Governments and parliaments decide little or nothing; the important decisions are openly dictated by minority groups of bankers and speculators, the very wealthy, the parasitic and decadent bourgeoisie and multinational companies that accumulate wealth and power sometimes far in excess of entire nations.

It is not strange then that public ethics are also deteriorating.

Cynicism, lies and dirty play weigh more than consistent and clean behaviour, commonly considered a sign of weakness or of a lack of leadership.

Those in power assure themselves of total impunity for their public acts and the leap from politics to business and vice versa is quite frequent nowadays, leading to the distance that should exist between public and private affairs being eliminated.

The streets of France, the United Kingdom, Italy, Greece, Czechia, Spain, Portugal and other places in Europe are now the scenes of gigantic demonstrations of discontent, of general strikes, popular mobilisations and open rejection of government measures.

The unrest is now impossible to hide and nobody understands how, precisely at the time when more wealth is generated than ever before in human history, efforts are made to convince the population of the inevitability of a future with more work and less welfare.

It seems a bitter irony that today, when there is enough wealth for everyone (even for the poor periphery of the world system) there is an even greater reduction of the labouring classes’ share while the benefits of capital grow without restraint.

A more forceful and effective answer from the population comes as a result of a common programme which gives shape to proposals and clarifies solutions, although progress has been made in this direction.

Therefore, it is understandable that there are proposals to stop the process of rapid deterioration of the current set-up (in all spheres) and that there are attempts to reclaim what has been lost.

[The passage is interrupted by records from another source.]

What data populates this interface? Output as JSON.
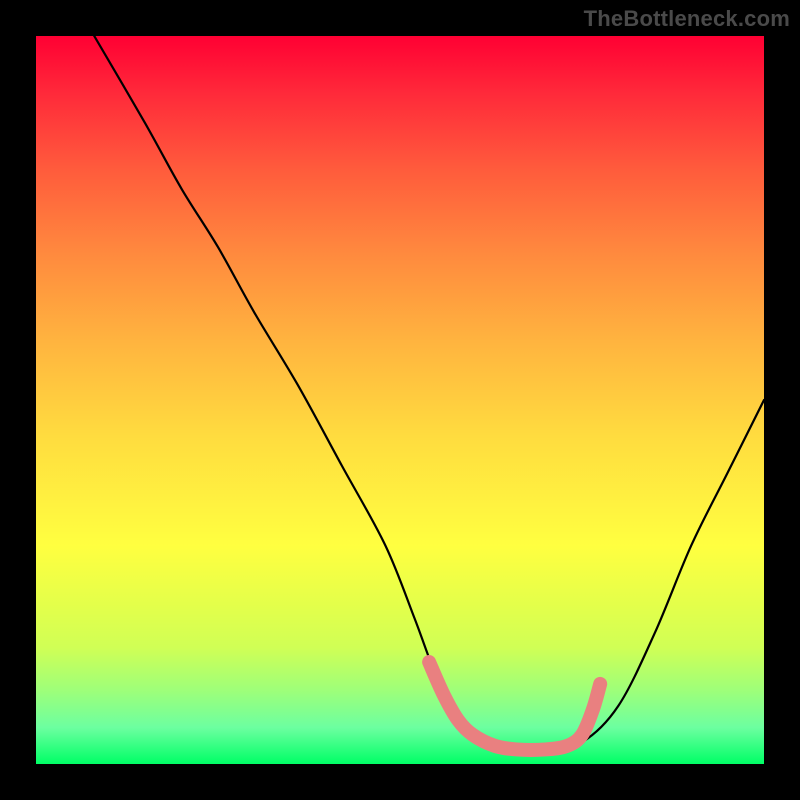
{
  "watermark": "TheBottleneck.com",
  "chart_data": {
    "type": "line",
    "title": "",
    "xlabel": "",
    "ylabel": "",
    "xlim": [
      0,
      100
    ],
    "ylim": [
      0,
      100
    ],
    "series": [
      {
        "name": "black-curve",
        "x": [
          8,
          15,
          20,
          25,
          30,
          36,
          42,
          48,
          52,
          55,
          58,
          61,
          65,
          70,
          75,
          80,
          85,
          90,
          95,
          100
        ],
        "y": [
          100,
          88,
          79,
          71,
          62,
          52,
          41,
          30,
          20,
          12,
          6,
          3,
          2,
          2,
          3,
          8,
          18,
          30,
          40,
          50
        ]
      },
      {
        "name": "pink-segment",
        "x": [
          54,
          56,
          58,
          60,
          63,
          66,
          70,
          73,
          75,
          76.5,
          77.5
        ],
        "y": [
          14,
          9.5,
          6,
          4,
          2.5,
          2,
          2,
          2.5,
          4,
          7.5,
          11
        ]
      }
    ],
    "colors": {
      "black_curve": "#000000",
      "pink_segment": "#e98080",
      "gradient_top": "#ff0033",
      "gradient_bottom": "#00ff66"
    }
  }
}
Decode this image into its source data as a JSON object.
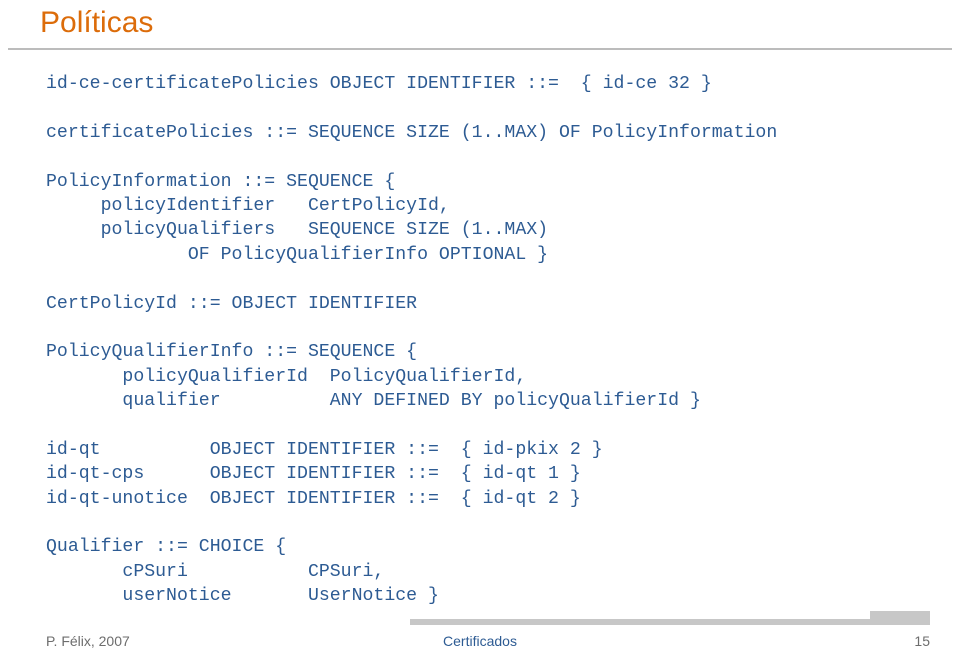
{
  "title": "Políticas",
  "code": "id-ce-certificatePolicies OBJECT IDENTIFIER ::=  { id-ce 32 }\n\ncertificatePolicies ::= SEQUENCE SIZE (1..MAX) OF PolicyInformation\n\nPolicyInformation ::= SEQUENCE {\n     policyIdentifier   CertPolicyId,\n     policyQualifiers   SEQUENCE SIZE (1..MAX)\n             OF PolicyQualifierInfo OPTIONAL }\n\nCertPolicyId ::= OBJECT IDENTIFIER\n\nPolicyQualifierInfo ::= SEQUENCE {\n       policyQualifierId  PolicyQualifierId,\n       qualifier          ANY DEFINED BY policyQualifierId }\n\nid-qt          OBJECT IDENTIFIER ::=  { id-pkix 2 }\nid-qt-cps      OBJECT IDENTIFIER ::=  { id-qt 1 }\nid-qt-unotice  OBJECT IDENTIFIER ::=  { id-qt 2 }\n\nQualifier ::= CHOICE {\n       cPSuri           CPSuri,\n       userNotice       UserNotice }",
  "footer": {
    "left": "P. Félix, 2007",
    "center": "Certificados",
    "right": "15"
  }
}
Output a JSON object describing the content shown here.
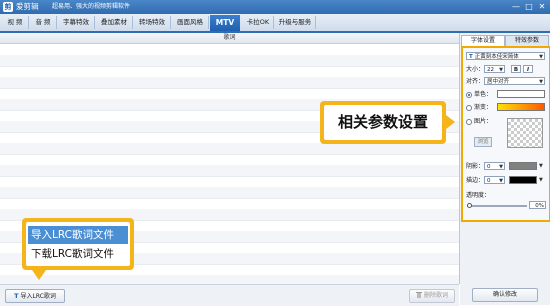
{
  "app": {
    "icon_glyph": "剪",
    "title": "爱剪辑",
    "tagline": "超易用、强大的视频剪辑软件",
    "window_controls": [
      "—",
      "□",
      "✕"
    ]
  },
  "tabs": [
    {
      "label": "视 频",
      "active": false
    },
    {
      "label": "音 频",
      "active": false
    },
    {
      "label": "字幕特效",
      "active": false
    },
    {
      "label": "叠加素材",
      "active": false
    },
    {
      "label": "转场特效",
      "active": false
    },
    {
      "label": "画面风格",
      "active": false
    },
    {
      "label": "MTV",
      "active": true
    },
    {
      "label": "卡拉OK",
      "active": false
    },
    {
      "label": "升级与服务",
      "active": false
    }
  ],
  "lyrics": {
    "column_header": "歌词",
    "row_count": 22
  },
  "bottom_bar": {
    "import_button": "导入LRC歌词",
    "import_icon": "T",
    "delete_button": "删除歌词",
    "delete_icon": "trash-icon",
    "confirm_button": "确认修改"
  },
  "right_panel": {
    "tabs": [
      "字体设置",
      "特效参数"
    ],
    "active_tab": "字体设置",
    "font": {
      "prefix": "T",
      "value": "正黄刻本佳宋简体"
    },
    "size": {
      "label": "大小：",
      "value": "22",
      "bold": "B",
      "italic": "I"
    },
    "align": {
      "label": "对齐：",
      "value": "居中对齐"
    },
    "solid_color": {
      "label": "单色：",
      "checked": true,
      "color": "#ffffff"
    },
    "gradient": {
      "label": "渐变：",
      "checked": false,
      "from": "#ffe000",
      "to": "#ff5a00"
    },
    "texture": {
      "label": "图片：",
      "checked": false,
      "browse_label": "浏览"
    },
    "shadow": {
      "label": "阴影：",
      "value": "0",
      "color": "#808080"
    },
    "stroke": {
      "label": "描边：",
      "value": "0",
      "color": "#000000"
    },
    "opacity": {
      "label": "透明度：",
      "value": "0%",
      "level": 0
    }
  },
  "callouts": {
    "settings": "相关参数设置",
    "lrc_menu": [
      "导入LRC歌词文件",
      "下载LRC歌词文件"
    ],
    "accent": "#f4b41a"
  }
}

Achieving it involves demanding, for example, the exercise of rigorous control of financial capital by the authorities and the creation of a solid public banking system.

It also involves carrying out a deep reform of the tax system so that capital contributes in proportion to its profits and, consequently, those with higher incomes pay more tax, or increasing salaries and social spending in general, not only for reasons of fairness but because it is a proven way of increasing employment, consumption and, therefore, economic activity.

From a more global perspective, it is worth highlighting the demand for a different Europe in which it is sought to equal the levels of welfare taking the highest standards as the point of reference (and not the lowest, as has been the case until now). To do that, it would be necessary to have state and supranational powers able to control the pathological dynamics of capitalism (particularly of financial capital).